**Mini Project: Predictive Maintenance using Machine Learning**
**Project Description**

In this mini project, you will develop a predictive maintenance system using machine
learning techniques. 

The goal is to predict machine failures based on sensor data from
industrial equipment. 

You will work with a dataset containing various sensor measurements
and use two different machine learning models of your choice.

**------------------Solution------------------**

**Step 1:** Loading dependencies:

The first step is to load in the necessary dependencies, as i will be using these packages to load the training data, and train the models.

In [5]:
import numpy as np
import sklearn as sk
import pandas as pd
import keras as kr


**Step 2:** Loading the dataset with `pandas`

I will only load relevant data, since i am only interested in the datapoints for Air temperature, Process temperature, Rotational speed, Torque, Tool wear and Machine failure.

In [6]:
data = pd.read_csv("ai4i2020.csv", usecols=['Air temperature [K]', 'Process temperature [K]', 'Rotational speed [rpm]', 'Torque [Nm]', 'Tool wear [min]', "Machine failure"])
data

Unnamed: 0,Air temperature [K],Process temperature [K],Rotational speed [rpm],Torque [Nm],Tool wear [min],Machine failure
0,298.1,308.6,1551,42.8,0,0
1,298.2,308.7,1408,46.3,3,0
2,298.1,308.5,1498,49.4,5,0
3,298.2,308.6,1433,39.5,7,0
4,298.2,308.7,1408,40.0,9,0
...,...,...,...,...,...,...
9995,298.8,308.4,1604,29.5,14,0
9996,298.9,308.4,1632,31.8,17,0
9997,299.0,308.6,1645,33.4,22,0
9998,299.0,308.7,1408,48.5,25,0


**Step 3:** Choice of models

The miniproject dictates, that i should choose two different models to try and predict machine failures based on the collected data. 

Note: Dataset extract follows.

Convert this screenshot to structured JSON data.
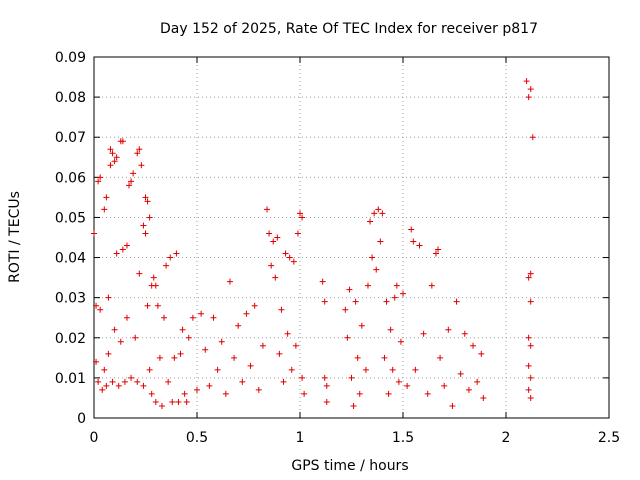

Choosing which models necessitates some considerations, as to which models would be best fit to perform this task. Here i will list a number of models that have been introduced throughout the course.

- Random Forests                    (Lecture 5)
- Decision Trees                    (Lecture 5)
- Logistic Regression               (Lecture 6)
- Support Vector Machines (SVM)     (Lecture 6)
- Artificial Neural Networks (ANNs) (Lecture 9)

**Dataset Format Considerations**

The provided dataset consists of 10,000 rows and the following columns:
- **Features**: Air temperature [K], Process temperature [K], Rotational speed [rpm], Torque [Nm], Tool wear [min].
- **Target Variable**: Machine failure (binary classification: 0 or 1).

**Characteristics of the Dataset:**
   - All features are numerical and continuous, making the dataset suitable for a wide range of ML models without requiring extensive preprocessing.
   - The target variable ("Machine failure") makes the problem a binary classification task, which is ideal for models like Logistic Regression, Random Forests, or Neural Networks.
   - Features like temperatures and rotational speed have ranges that do not vary drastically. However, scaling methods (e.g., standardization) might be necessary for using models that are sensitive to feature scaling (e.g., SVM, Neural Networks).
   - The dataset might exhibit non-linear relationships or interactions between features, favoring models that can capture such complexities (e.g., Random Forests, ANNs).
   - With 10,000 rows, the dataset is large enough to benefit from complex models like Random Forests and ANNs while remaining manageable in terms of computationality.

**Model Format Considerations**
**Random Forests**
- **Strengths**: Robust ensemble model, handles non-linear relationships, provides feature importance, resists overfitting.
- **Weaknesses**: Computationally intensive for large datasets.
- **Reasoning**: Ideal for structured data and reliable classification.

**Decision Trees**
- **Strengths**: Simple, interpretable, handles non-linear data well.
- **Weaknesses**: Prone to overfitting, sensitive to data changes.
- **Reasoning**: Useful as a baseline due to simplicity and interpretability.

**Logistic Regression**
- **Strengths**: Simple, interpretable, efficient for binary classification.
- **Weaknesses**: Assumes linear relationships, struggles with complex patterns.
- **Reasoning**: Could provide a baseline for comparison with more complex models.

**Support Vector Machines (SVM)**
- **Strengths**: Handles linear and non-linear boundaries, works well with smaller datasets.
- **Weaknesses**: Computationally expensive, requires careful tuning.
- **Reasoning**: Suitable for structured data but limited scalability.

**Artificial Neural Networks (ANNs)**
- **Strengths**: Models complex relationships, scalable to large datasets.
- **Weaknesses**: Computationally expensive, less interpretable.
- **Reasoning**: Strong candidate for capturing non-linear relationships.

**Selected Models:**
1. **Random Forests**: Chosen for robustness and interpretability.
2. **Artificial Neural Networks**: Selected for handling complex patterns effectively.